I’m learning a lot of Arduino stuff right now, since I started yet another project. The objective is to create controllers that output 14-Bit MIDI (also known as [NRPN]) or OSC. Reason is mainly that MIDI pisses me off thousandfold. Why the hell are we still stuck to 7 bits when it comes to controlling musical equipment?!?
So I sat down and started designing a sort of mixer controller for use with [Pure Data] that not only controls but also get a visual feedback on sound levels in the form of LED bar graphs. I did a basic layout I will post later. For now it looks like a standard mixing console with
- 4 channels having
- 1 Fader
- 9 knobs (typically 1xGain, 4xEQ, 4xAux)
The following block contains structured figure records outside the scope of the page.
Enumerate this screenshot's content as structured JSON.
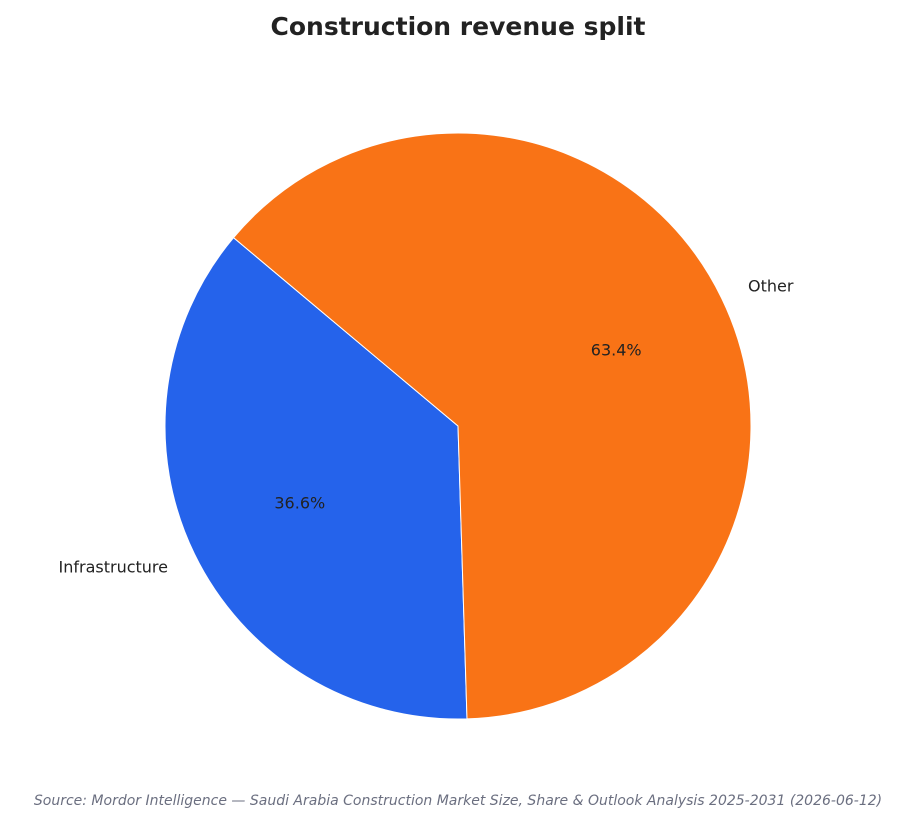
{
  "chart_data": {
    "type": "pie",
    "title": "Construction revenue split",
    "categories": [
      "Infrastructure",
      "Other"
    ],
    "values": [
      36.6,
      63.4
    ],
    "value_labels": [
      "36.6%",
      "63.4%"
    ],
    "colors": [
      "#2563eb",
      "#f97316"
    ],
    "start_angle_deg": 140,
    "direction": "counterclockwise",
    "legend": "none",
    "source": "Source: Mordor Intelligence — Saudi Arabia Construction Market Size, Share & Outlook Analysis 2025-2031 (2026-06-12)"
  }
}
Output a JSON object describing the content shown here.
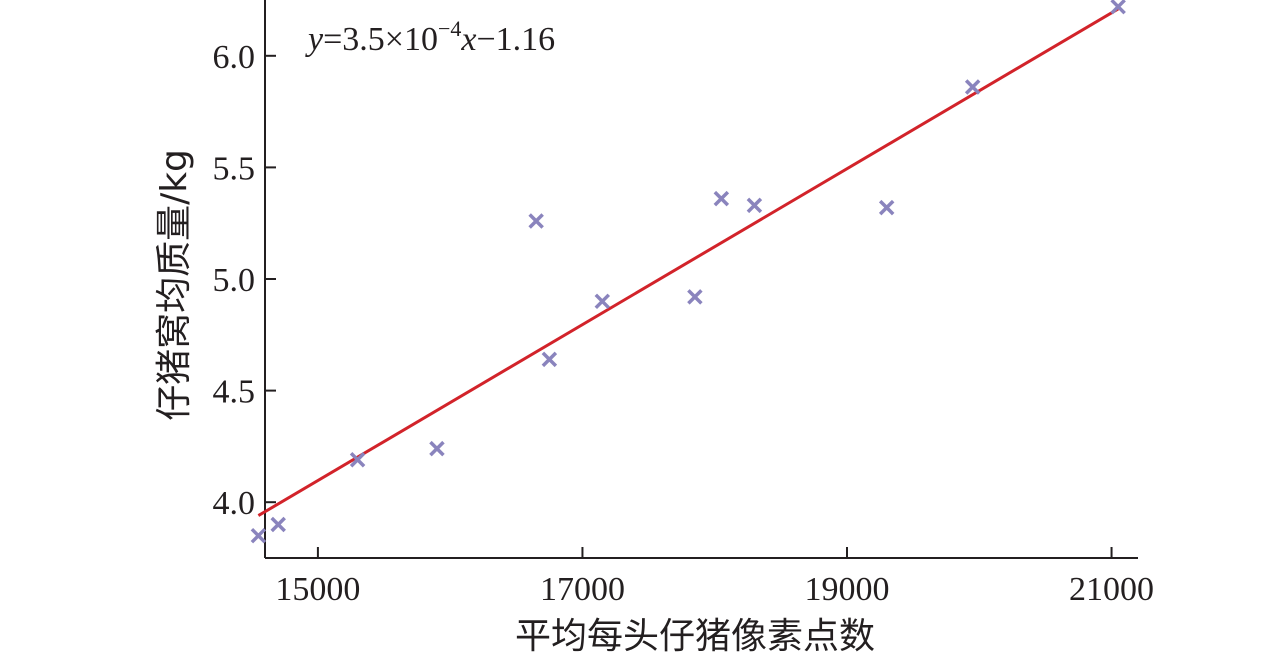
{
  "chart_data": {
    "type": "scatter",
    "xlabel": "平均每头仔猪像素点数",
    "ylabel": "仔猪窝均质量/kg",
    "xlim": [
      14600,
      21200
    ],
    "ylim": [
      3.75,
      6.25
    ],
    "xticks": [
      15000,
      17000,
      19000,
      21000
    ],
    "yticks": [
      4.0,
      4.5,
      5.0,
      5.5,
      6.0
    ],
    "xtick_labels": [
      "15000",
      "17000",
      "19000",
      "21000"
    ],
    "ytick_labels": [
      "4.0",
      "4.5",
      "5.0",
      "5.5",
      "6.0"
    ],
    "grid": false,
    "annotation": {
      "y_var": "y",
      "eq_a": "=3.5×10",
      "exponent": "−4",
      "x_var": "x",
      "eq_b": "−1.16"
    },
    "points": [
      {
        "x": 14550,
        "y": 3.85
      },
      {
        "x": 14700,
        "y": 3.9
      },
      {
        "x": 15300,
        "y": 4.19
      },
      {
        "x": 15900,
        "y": 4.24
      },
      {
        "x": 16650,
        "y": 5.26
      },
      {
        "x": 16750,
        "y": 4.64
      },
      {
        "x": 17150,
        "y": 4.9
      },
      {
        "x": 17850,
        "y": 4.92
      },
      {
        "x": 18050,
        "y": 5.36
      },
      {
        "x": 18300,
        "y": 5.33
      },
      {
        "x": 19300,
        "y": 5.32
      },
      {
        "x": 19950,
        "y": 5.86
      },
      {
        "x": 21050,
        "y": 6.22
      }
    ],
    "fit_line": {
      "x1": 14550,
      "x2": 21050,
      "y1": 3.94,
      "y2": 6.21
    },
    "marker_color": "#8a84bd",
    "line_color": "#d2232a",
    "axis_color": "#231f20"
  }
}
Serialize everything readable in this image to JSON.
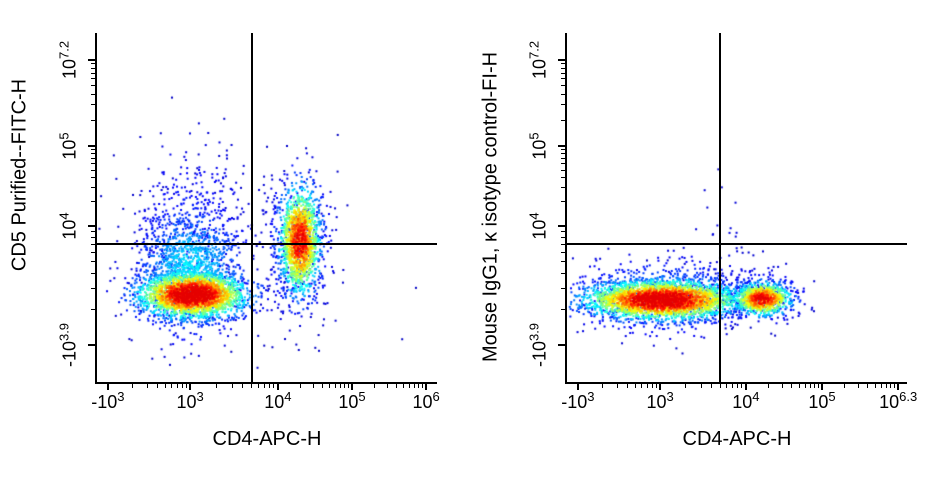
{
  "figure": {
    "background": "#ffffff",
    "axis_color": "#000000",
    "gate_color": "#000000"
  },
  "chart_data": [
    {
      "type": "scatter",
      "subtype": "flow_cytometry_pseudocolor_density",
      "title": "",
      "xlabel": "CD4-APC-H",
      "ylabel": "CD5 Purified--FITC-H",
      "x_ticks": [
        {
          "base": "-10",
          "exp": "3",
          "frac": 0.032
        },
        {
          "base": "10",
          "exp": "3",
          "frac": 0.274
        },
        {
          "base": "10",
          "exp": "4",
          "frac": 0.532
        },
        {
          "base": "10",
          "exp": "5",
          "frac": 0.75
        },
        {
          "base": "10",
          "exp": "6",
          "frac": 0.968
        }
      ],
      "y_ticks": [
        {
          "base": "-10",
          "exp": "3.9",
          "frac": 0.106
        },
        {
          "base": "10",
          "exp": "4",
          "frac": 0.447
        },
        {
          "base": "10",
          "exp": "5",
          "frac": 0.676
        },
        {
          "base": "10",
          "exp": "7.2",
          "frac": 0.923
        }
      ],
      "quadrant_gate": {
        "x_frac": 0.453,
        "y_frac": 0.398
      },
      "populations": [
        {
          "name": "cd4neg-cd5-halo",
          "cx": 0.275,
          "cy": 0.32,
          "sx": 0.075,
          "sy": 0.085,
          "count": 1300,
          "heat": 0.32
        },
        {
          "name": "cd4neg-upper-tail",
          "cx": 0.27,
          "cy": 0.46,
          "sx": 0.085,
          "sy": 0.12,
          "count": 300,
          "heat": 0.1
        },
        {
          "name": "cd4neg-core",
          "cx": 0.28,
          "cy": 0.25,
          "sx": 0.073,
          "sy": 0.031,
          "count": 2600,
          "heat": 1.0
        },
        {
          "name": "cd4pos-halo",
          "cx": 0.595,
          "cy": 0.4,
          "sx": 0.05,
          "sy": 0.1,
          "count": 350,
          "heat": 0.14
        },
        {
          "name": "cd4pos-cluster",
          "cx": 0.597,
          "cy": 0.405,
          "sx": 0.028,
          "sy": 0.072,
          "count": 1500,
          "heat": 0.88
        },
        {
          "name": "sparse-noise",
          "cx": 0.4,
          "cy": 0.33,
          "sx": 0.21,
          "sy": 0.16,
          "count": 140,
          "heat": 0.05
        }
      ]
    },
    {
      "type": "scatter",
      "subtype": "flow_cytometry_pseudocolor_density",
      "title": "",
      "xlabel": "CD4-APC-H",
      "ylabel": "Mouse IgG1, κ isotype control-FI-H",
      "x_ticks": [
        {
          "base": "-10",
          "exp": "3",
          "frac": 0.032
        },
        {
          "base": "10",
          "exp": "3",
          "frac": 0.274
        },
        {
          "base": "10",
          "exp": "4",
          "frac": 0.526
        },
        {
          "base": "10",
          "exp": "5",
          "frac": 0.75
        },
        {
          "base": "10",
          "exp": "6.3",
          "frac": 0.974
        }
      ],
      "y_ticks": [
        {
          "base": "-10",
          "exp": "3.9",
          "frac": 0.106
        },
        {
          "base": "10",
          "exp": "4",
          "frac": 0.447
        },
        {
          "base": "10",
          "exp": "5",
          "frac": 0.676
        },
        {
          "base": "10",
          "exp": "7.2",
          "frac": 0.923
        }
      ],
      "quadrant_gate": {
        "x_frac": 0.447,
        "y_frac": 0.398
      },
      "populations": [
        {
          "name": "isotype-main-halo",
          "cx": 0.285,
          "cy": 0.245,
          "sx": 0.135,
          "sy": 0.05,
          "count": 800,
          "heat": 0.22
        },
        {
          "name": "isotype-main-core",
          "cx": 0.28,
          "cy": 0.235,
          "sx": 0.105,
          "sy": 0.026,
          "count": 3000,
          "heat": 1.0
        },
        {
          "name": "isotype-right-halo",
          "cx": 0.575,
          "cy": 0.245,
          "sx": 0.062,
          "sy": 0.04,
          "count": 220,
          "heat": 0.15
        },
        {
          "name": "isotype-right-core",
          "cx": 0.575,
          "cy": 0.238,
          "sx": 0.04,
          "sy": 0.022,
          "count": 900,
          "heat": 0.88
        },
        {
          "name": "bridge-sparse",
          "cx": 0.43,
          "cy": 0.245,
          "sx": 0.075,
          "sy": 0.035,
          "count": 110,
          "heat": 0.09
        },
        {
          "name": "upper-sparse",
          "cx": 0.43,
          "cy": 0.43,
          "sx": 0.1,
          "sy": 0.09,
          "count": 30,
          "heat": 0.04
        }
      ]
    }
  ]
}
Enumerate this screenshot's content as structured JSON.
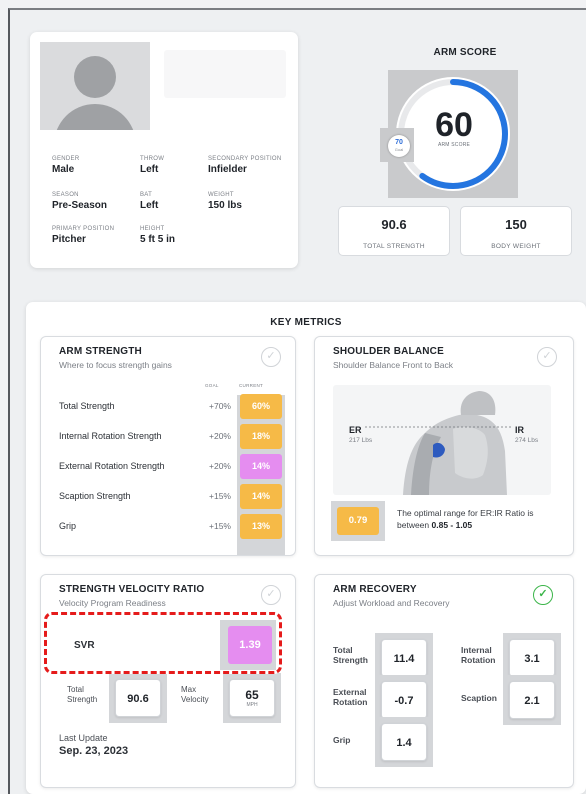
{
  "profile": {
    "fields": [
      {
        "label": "GENDER",
        "value": "Male"
      },
      {
        "label": "THROW",
        "value": "Left"
      },
      {
        "label": "SECONDARY POSITION",
        "value": "Infielder"
      },
      {
        "label": "SEASON",
        "value": "Pre-Season"
      },
      {
        "label": "BAT",
        "value": "Left"
      },
      {
        "label": "WEIGHT",
        "value": "150 lbs"
      },
      {
        "label": "PRIMARY POSITION",
        "value": "Pitcher"
      },
      {
        "label": "HEIGHT",
        "value": "5 ft 5 in"
      }
    ]
  },
  "arm_score": {
    "title": "ARM SCORE",
    "value": "60",
    "label": "ARM SCORE",
    "fraction": 0.6,
    "goal_value": "70",
    "goal_label": "Goal",
    "total_strength": {
      "value": "90.6",
      "label": "TOTAL STRENGTH"
    },
    "body_weight": {
      "value": "150",
      "label": "BODY WEIGHT"
    }
  },
  "key_metrics": {
    "title": "KEY METRICS",
    "arm_strength": {
      "title": "ARM STRENGTH",
      "subtitle": "Where to focus strength gains",
      "goal_header": "GOAL",
      "current_header": "CURRENT",
      "rows": [
        {
          "label": "Total Strength",
          "goal": "+70%",
          "current": "60%",
          "color": "#f6ba47"
        },
        {
          "label": "Internal Rotation Strength",
          "goal": "+20%",
          "current": "18%",
          "color": "#f6ba47"
        },
        {
          "label": "External Rotation Strength",
          "goal": "+20%",
          "current": "14%",
          "color": "#e58df0"
        },
        {
          "label": "Scaption Strength",
          "goal": "+15%",
          "current": "14%",
          "color": "#f6ba47"
        },
        {
          "label": "Grip",
          "goal": "+15%",
          "current": "13%",
          "color": "#f6ba47"
        }
      ]
    },
    "shoulder_balance": {
      "title": "SHOULDER BALANCE",
      "subtitle": "Shoulder Balance Front to Back",
      "er_label": "ER",
      "er_value": "217 Lbs",
      "ir_label": "IR",
      "ir_value": "274 Lbs",
      "ratio": "0.79",
      "note_text": "The optimal range for ER:IR Ratio is between ",
      "note_range": "0.85 - 1.05"
    },
    "svr": {
      "title": "STRENGTH VELOCITY RATIO",
      "subtitle": "Velocity Program Readiness",
      "label": "SVR",
      "value": "1.39",
      "total_strength_label_1": "Total",
      "total_strength_label_2": "Strength",
      "total_strength_value": "90.6",
      "max_velocity_label_1": "Max",
      "max_velocity_label_2": "Velocity",
      "max_velocity_value": "65",
      "max_velocity_unit": "MPH",
      "last_update_label": "Last Update",
      "last_update_value": "Sep. 23, 2023"
    },
    "arm_recovery": {
      "title": "ARM RECOVERY",
      "subtitle": "Adjust Workload and Recovery",
      "items": [
        {
          "label_1": "Total",
          "label_2": "Strength",
          "value": "11.4"
        },
        {
          "label_1": "Internal",
          "label_2": "Rotation",
          "value": "3.1"
        },
        {
          "label_1": "External",
          "label_2": "Rotation",
          "value": "-0.7"
        },
        {
          "label_1": "Scaption",
          "label_2": "",
          "value": "2.1"
        },
        {
          "label_1": "Grip",
          "label_2": "",
          "value": "1.4"
        }
      ]
    }
  }
}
- 10 Buttons (Mute, PFL, 4xGroup, 4xPre/Post)
- 10 LEDs to show button states
- 1 12 LED bargraph to show audio levels
That is a lot of analog in and output. Considering the amount of free pins on an Arduino, this calls for some serious multiplexing, of which I did first tests in the last days.
Pure Data audio levels on a LED bar graph
I did some first tests connecting two 10LED bar graphs to 3 4093 shift registers. I played audio files in PD, using [env~] to get the dB levels on a scale from one to ten and send them to the Arduino which then conveyed them into the registers. This was a bit tricky since a register only goes to 8 and the two leftover LEDs have to be controlled with the next one. I got it running after a while, though.
Results: I tested several intervals for [env~] and settled for 8000 samples. Everything else made the display too jumpy. The dynamic of the scale is still not satisfactory. That is something that might be solved by software, but the binary output of the 4096 also limits it a lot. While it`s really cheap this way, I might be better off using a D/A converter.
I learned quite some things about serial communication and it’s parsing with the Arduino. I might write a tutorial these days…
Multiplexing analog Inputs with the 4051
To handle the above amount of sliders and potis I’ll have to do multiply it’s analog inputs. The cheapest way I found so far is to use 4051s (8 ins) or 4067s (16 ins). I salvaged a circuit board from a broken midi keyboard of mine that had 8 sliders and 8 knobs in combination with two 4051s, so I wrote a patch that reads these 16 controllers and reports changes to PD. That worked extremely well. I will post the Arduino program and the circuit here in a while.